Agricultural Production, Land-use/cover Change and the Desertification Debate in the West African Savannah: An Adapted Political Ecology Approach


  • Peter Kojo Boateng Monash University



Land-use and land cover changes, agriculture, desertification, West Africa


In the semi-arid tropics of West Africa where farming is the major livelihood source, it is claimed that African farmers are degrading their land: first because of shifting cultivation, later because population growth brought about “over-cultivation” or farm expansion and the scattering of more farms on the landscape.  In response to these issues, West African governments have emphasised the need and rolled out programmes for modernisation of smallholder agriculture through promotion of capital-intensive and market-driven strategies.
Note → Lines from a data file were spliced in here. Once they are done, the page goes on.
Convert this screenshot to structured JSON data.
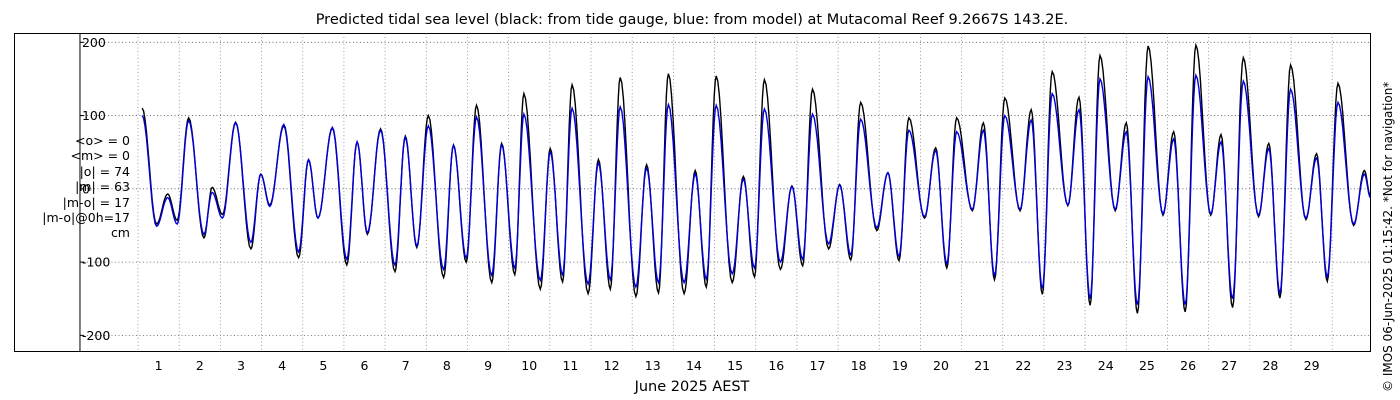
{
  "chart_data": {
    "type": "line",
    "title": "Predicted tidal sea level (black: from tide gauge, blue: from model) at Mutacomal Reef 9.2667S 143.2E.",
    "xlabel": "June 2025 AEST",
    "ylabel": "",
    "x_ticks": [
      "1",
      "2",
      "3",
      "4",
      "5",
      "6",
      "7",
      "8",
      "9",
      "10",
      "11",
      "12",
      "13",
      "14",
      "15",
      "16",
      "17",
      "18",
      "19",
      "20",
      "21",
      "22",
      "23",
      "24",
      "25",
      "26",
      "27",
      "28",
      "29"
    ],
    "y_ticks": [
      "-200",
      "-100",
      "0",
      "100",
      "200"
    ],
    "xlim": [
      -3,
      29.93
    ],
    "ylim": [
      -222,
      212
    ],
    "grid": true,
    "series": [
      {
        "name": "tide gauge",
        "color": "#000000",
        "extrema": [
          [
            0.1,
            110
          ],
          [
            0.45,
            -48
          ],
          [
            0.72,
            -7
          ],
          [
            0.95,
            -43
          ],
          [
            1.23,
            97
          ],
          [
            1.6,
            -67
          ],
          [
            1.8,
            2
          ],
          [
            2.05,
            -35
          ],
          [
            2.37,
            91
          ],
          [
            2.74,
            -82
          ],
          [
            2.98,
            20
          ],
          [
            3.2,
            -22
          ],
          [
            3.54,
            86
          ],
          [
            3.9,
            -94
          ],
          [
            4.14,
            39
          ],
          [
            4.37,
            -40
          ],
          [
            4.72,
            83
          ],
          [
            5.07,
            -104
          ],
          [
            5.32,
            64
          ],
          [
            5.57,
            -62
          ],
          [
            5.89,
            82
          ],
          [
            6.24,
            -113
          ],
          [
            6.49,
            72
          ],
          [
            6.77,
            -80
          ],
          [
            7.05,
            100
          ],
          [
            7.42,
            -121
          ],
          [
            7.66,
            60
          ],
          [
            7.97,
            -100
          ],
          [
            8.22,
            114
          ],
          [
            8.59,
            -128
          ],
          [
            8.83,
            62
          ],
          [
            9.15,
            -117
          ],
          [
            9.37,
            130
          ],
          [
            9.77,
            -137
          ],
          [
            10.01,
            55
          ],
          [
            10.31,
            -127
          ],
          [
            10.54,
            142
          ],
          [
            10.93,
            -143
          ],
          [
            11.18,
            40
          ],
          [
            11.47,
            -137
          ],
          [
            11.71,
            152
          ],
          [
            12.09,
            -147
          ],
          [
            12.35,
            33
          ],
          [
            12.64,
            -142
          ],
          [
            12.88,
            157
          ],
          [
            13.26,
            -143
          ],
          [
            13.53,
            25
          ],
          [
            13.8,
            -134
          ],
          [
            14.04,
            154
          ],
          [
            14.43,
            -128
          ],
          [
            14.7,
            17
          ],
          [
            14.97,
            -120
          ],
          [
            15.21,
            149
          ],
          [
            15.6,
            -110
          ],
          [
            15.88,
            4
          ],
          [
            16.14,
            -105
          ],
          [
            16.38,
            136
          ],
          [
            16.77,
            -82
          ],
          [
            17.04,
            6
          ],
          [
            17.31,
            -97
          ],
          [
            17.55,
            118
          ],
          [
            17.94,
            -57
          ],
          [
            18.21,
            22
          ],
          [
            18.48,
            -98
          ],
          [
            18.72,
            97
          ],
          [
            19.1,
            -40
          ],
          [
            19.37,
            56
          ],
          [
            19.64,
            -108
          ],
          [
            19.88,
            97
          ],
          [
            20.26,
            -30
          ],
          [
            20.53,
            90
          ],
          [
            20.8,
            -124
          ],
          [
            21.05,
            124
          ],
          [
            21.42,
            -30
          ],
          [
            21.69,
            108
          ],
          [
            21.96,
            -144
          ],
          [
            22.2,
            160
          ],
          [
            22.58,
            -23
          ],
          [
            22.85,
            125
          ],
          [
            23.12,
            -159
          ],
          [
            23.36,
            182
          ],
          [
            23.73,
            -30
          ],
          [
            24.0,
            90
          ],
          [
            24.27,
            -170
          ],
          [
            24.53,
            195
          ],
          [
            24.89,
            -36
          ],
          [
            25.15,
            78
          ],
          [
            25.43,
            -168
          ],
          [
            25.69,
            196
          ],
          [
            26.05,
            -36
          ],
          [
            26.3,
            74
          ],
          [
            26.58,
            -162
          ],
          [
            26.84,
            179
          ],
          [
            27.21,
            -38
          ],
          [
            27.46,
            62
          ],
          [
            27.73,
            -149
          ],
          [
            27.99,
            169
          ],
          [
            28.36,
            -42
          ],
          [
            28.62,
            48
          ],
          [
            28.88,
            -126
          ],
          [
            29.14,
            144
          ],
          [
            29.52,
            -50
          ],
          [
            29.78,
            25
          ],
          [
            29.93,
            -10
          ]
        ]
      },
      {
        "name": "model",
        "color": "#0000dd",
        "extrema": [
          [
            0.1,
            100
          ],
          [
            0.45,
            -51
          ],
          [
            0.72,
            -12
          ],
          [
            0.95,
            -48
          ],
          [
            1.23,
            93
          ],
          [
            1.6,
            -62
          ],
          [
            1.8,
            -5
          ],
          [
            2.05,
            -40
          ],
          [
            2.37,
            90
          ],
          [
            2.74,
            -73
          ],
          [
            2.98,
            20
          ],
          [
            3.2,
            -24
          ],
          [
            3.54,
            88
          ],
          [
            3.9,
            -86
          ],
          [
            4.14,
            40
          ],
          [
            4.37,
            -40
          ],
          [
            4.72,
            84
          ],
          [
            5.07,
            -96
          ],
          [
            5.32,
            64
          ],
          [
            5.57,
            -60
          ],
          [
            5.89,
            80
          ],
          [
            6.24,
            -104
          ],
          [
            6.49,
            70
          ],
          [
            6.77,
            -78
          ],
          [
            7.05,
            86
          ],
          [
            7.42,
            -110
          ],
          [
            7.66,
            59
          ],
          [
            7.97,
            -94
          ],
          [
            8.22,
            98
          ],
          [
            8.59,
            -118
          ],
          [
            8.83,
            60
          ],
          [
            9.15,
            -108
          ],
          [
            9.37,
            102
          ],
          [
            9.77,
            -125
          ],
          [
            10.01,
            50
          ],
          [
            10.31,
            -117
          ],
          [
            10.54,
            110
          ],
          [
            10.93,
            -130
          ],
          [
            11.18,
            35
          ],
          [
            11.47,
            -124
          ],
          [
            11.71,
            112
          ],
          [
            12.09,
            -134
          ],
          [
            12.35,
            28
          ],
          [
            12.64,
            -128
          ],
          [
            12.88,
            115
          ],
          [
            13.26,
            -128
          ],
          [
            13.53,
            20
          ],
          [
            13.8,
            -123
          ],
          [
            14.04,
            114
          ],
          [
            14.43,
            -116
          ],
          [
            14.7,
            13
          ],
          [
            14.97,
            -108
          ],
          [
            15.21,
            109
          ],
          [
            15.6,
            -100
          ],
          [
            15.88,
            3
          ],
          [
            16.14,
            -96
          ],
          [
            16.38,
            102
          ],
          [
            16.77,
            -75
          ],
          [
            17.04,
            5
          ],
          [
            17.31,
            -90
          ],
          [
            17.55,
            95
          ],
          [
            17.94,
            -53
          ],
          [
            18.21,
            22
          ],
          [
            18.48,
            -92
          ],
          [
            18.72,
            80
          ],
          [
            19.1,
            -38
          ],
          [
            19.37,
            52
          ],
          [
            19.64,
            -102
          ],
          [
            19.88,
            78
          ],
          [
            20.26,
            -28
          ],
          [
            20.53,
            80
          ],
          [
            20.8,
            -118
          ],
          [
            21.05,
            100
          ],
          [
            21.42,
            -28
          ],
          [
            21.69,
            94
          ],
          [
            21.96,
            -136
          ],
          [
            22.2,
            130
          ],
          [
            22.58,
            -22
          ],
          [
            22.85,
            108
          ],
          [
            23.12,
            -150
          ],
          [
            23.36,
            150
          ],
          [
            23.73,
            -28
          ],
          [
            24.0,
            78
          ],
          [
            24.27,
            -158
          ],
          [
            24.53,
            153
          ],
          [
            24.89,
            -34
          ],
          [
            25.15,
            68
          ],
          [
            25.43,
            -158
          ],
          [
            25.69,
            155
          ],
          [
            26.05,
            -34
          ],
          [
            26.3,
            64
          ],
          [
            26.58,
            -150
          ],
          [
            26.84,
            147
          ],
          [
            27.21,
            -36
          ],
          [
            27.46,
            55
          ],
          [
            27.73,
            -142
          ],
          [
            27.99,
            136
          ],
          [
            28.36,
            -40
          ],
          [
            28.62,
            42
          ],
          [
            28.88,
            -120
          ],
          [
            29.14,
            118
          ],
          [
            29.52,
            -48
          ],
          [
            29.78,
            20
          ],
          [
            29.93,
            -12
          ]
        ]
      }
    ]
  },
  "stats": {
    "mean_o": "<o> = 0",
    "mean_m": "<m> = 0",
    "abs_o": "|o| = 74",
    "abs_m": "|m| = 63",
    "abs_mo": "|m-o| = 17",
    "abs_mo_0h": "|m-o|@0h=17",
    "unit": "cm"
  },
  "copyright": "© IMOS 06-Jun-2025 01:15:42. *Not for navigation*"
}
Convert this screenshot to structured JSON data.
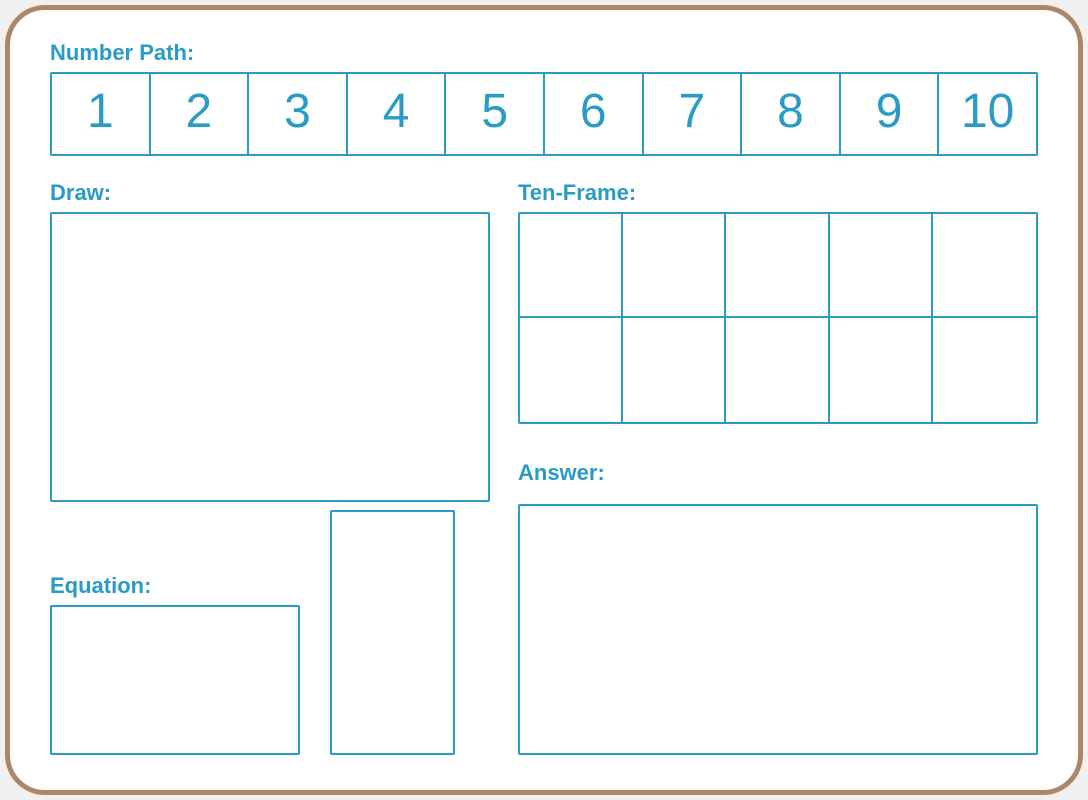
{
  "colors": {
    "accent": "#2a9bc4",
    "board_bg": "#ffffff",
    "board_border": "#aa8866"
  },
  "typography": {
    "label_fontsize": 22,
    "number_fontsize": 48,
    "font_family": "Comic Sans MS"
  },
  "number_path": {
    "label": "Number Path:",
    "values": [
      "1",
      "2",
      "3",
      "4",
      "5",
      "6",
      "7",
      "8",
      "9",
      "10"
    ]
  },
  "draw": {
    "label": "Draw:"
  },
  "equation": {
    "label": "Equation:"
  },
  "ten_frame": {
    "label": "Ten-Frame:",
    "rows": 2,
    "cols": 5
  },
  "answer": {
    "label": "Answer:"
  },
  "layout": {
    "board_width": 1078,
    "board_height": 790,
    "border_radius": 40,
    "line_width": 2
  }
}
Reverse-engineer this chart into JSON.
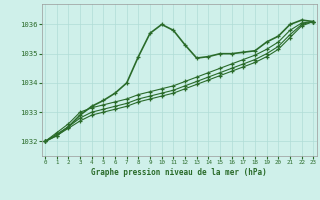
{
  "title": "Graphe pression niveau de la mer (hPa)",
  "background_color": "#cff0ea",
  "grid_color": "#b0ddd6",
  "line_color": "#2a6b2a",
  "x_ticks": [
    0,
    1,
    2,
    3,
    4,
    5,
    6,
    7,
    8,
    9,
    10,
    11,
    12,
    13,
    14,
    15,
    16,
    17,
    18,
    19,
    20,
    21,
    22,
    23
  ],
  "y_ticks": [
    1032,
    1033,
    1034,
    1035,
    1036
  ],
  "ylim": [
    1031.5,
    1036.7
  ],
  "xlim": [
    -0.3,
    23.3
  ],
  "series": [
    [
      1032.0,
      1032.2,
      1032.5,
      1032.9,
      1033.2,
      1033.4,
      1033.65,
      1034.0,
      1034.9,
      1035.7,
      1036.0,
      1035.8,
      1035.3,
      1034.85,
      1034.9,
      1035.0,
      1035.0,
      1035.05,
      1035.1,
      1035.4,
      1035.6,
      1036.0,
      1036.15,
      1036.1
    ],
    [
      1032.0,
      1032.3,
      1032.6,
      1033.0,
      1033.15,
      1033.25,
      1033.35,
      1033.45,
      1033.6,
      1033.7,
      1033.8,
      1033.9,
      1034.05,
      1034.2,
      1034.35,
      1034.5,
      1034.65,
      1034.8,
      1034.95,
      1035.15,
      1035.4,
      1035.8,
      1036.05,
      1036.1
    ],
    [
      1032.0,
      1032.25,
      1032.5,
      1032.8,
      1033.0,
      1033.1,
      1033.2,
      1033.3,
      1033.45,
      1033.55,
      1033.65,
      1033.75,
      1033.9,
      1034.05,
      1034.2,
      1034.35,
      1034.5,
      1034.65,
      1034.8,
      1035.0,
      1035.25,
      1035.65,
      1036.0,
      1036.1
    ],
    [
      1032.0,
      1032.2,
      1032.45,
      1032.7,
      1032.9,
      1033.0,
      1033.1,
      1033.2,
      1033.35,
      1033.45,
      1033.55,
      1033.65,
      1033.8,
      1033.95,
      1034.1,
      1034.25,
      1034.4,
      1034.55,
      1034.7,
      1034.9,
      1035.15,
      1035.55,
      1035.95,
      1036.1
    ]
  ]
}
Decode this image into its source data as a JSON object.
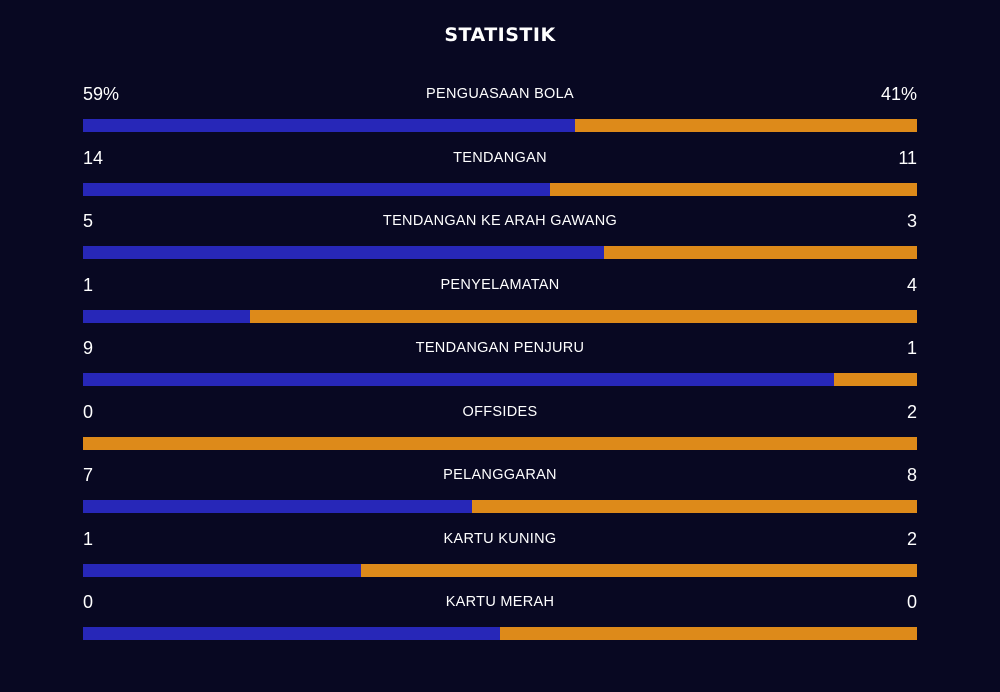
{
  "title": "STATISTIK",
  "colors": {
    "background": "#080822",
    "home_bar": "#2727b8",
    "away_bar": "#dd8a1a",
    "text": "#ffffff"
  },
  "stats": [
    {
      "label": "PENGUASAAN BOLA",
      "home": "59%",
      "away": "41%",
      "home_share": 0.59
    },
    {
      "label": "TENDANGAN",
      "home": "14",
      "away": "11",
      "home_share": 0.56
    },
    {
      "label": "TENDANGAN KE ARAH GAWANG",
      "home": "5",
      "away": "3",
      "home_share": 0.625
    },
    {
      "label": "PENYELAMATAN",
      "home": "1",
      "away": "4",
      "home_share": 0.2
    },
    {
      "label": "TENDANGAN PENJURU",
      "home": "9",
      "away": "1",
      "home_share": 0.9
    },
    {
      "label": "OFFSIDES",
      "home": "0",
      "away": "2",
      "home_share": 0.0
    },
    {
      "label": "PELANGGARAN",
      "home": "7",
      "away": "8",
      "home_share": 0.467
    },
    {
      "label": "KARTU KUNING",
      "home": "1",
      "away": "2",
      "home_share": 0.333
    },
    {
      "label": "KARTU MERAH",
      "home": "0",
      "away": "0",
      "home_share": 0.5
    }
  ]
}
Implicit in this modernisation policy orientation is the idea that the way production is organised by peasants in the semi-arid environments have to change; meaning poor peasants, regarded as perpetuators of land degradation, who may not produce for the market need to be modernised in line with the state’s vision of agricultural development and environmental management. However, new perspectives being generated from several local level studies of agricultural production and land-use/cover change in the semi-arid savannah regions of West Africa offer departure points from those dominant narratives of increasing degradation and desertification. This paper discusses this emerging paradigmatic revolution by reviewing the literature on 3 highly polarised issues around land-use/cover change in the West African savannah – (a) discourses of environmental degradation; (b) human-environment interactions and agricultural production; and (c) mapping of land cover changes in drylands. Within these reviews, the paper highlights ways it move beyond currently contrasting views, before advancing an adapted political ecology framework deemed suited for exploring the complex relationships between agricultural production and land-use/cover change.

Author Biography

Peter Kojo Boateng, Monash University

Peter Kojo Boateng has conducted research on sustainable agricultural livelihoods development issues in Ghana and Sri Lanka since obtaining his B.A (Geography and Rural Development) at KNUST and MSc (Development Management) at the University of Agder, Norway. He has authored a monograph on the effects of Ghana’s Growth and Poverty Reduction Strategy (GPRS I and II) on rural farmers’ livelihoods, and is currently a PhD Candidate at the School of Geography and Environmental Science, Monash University, Australia.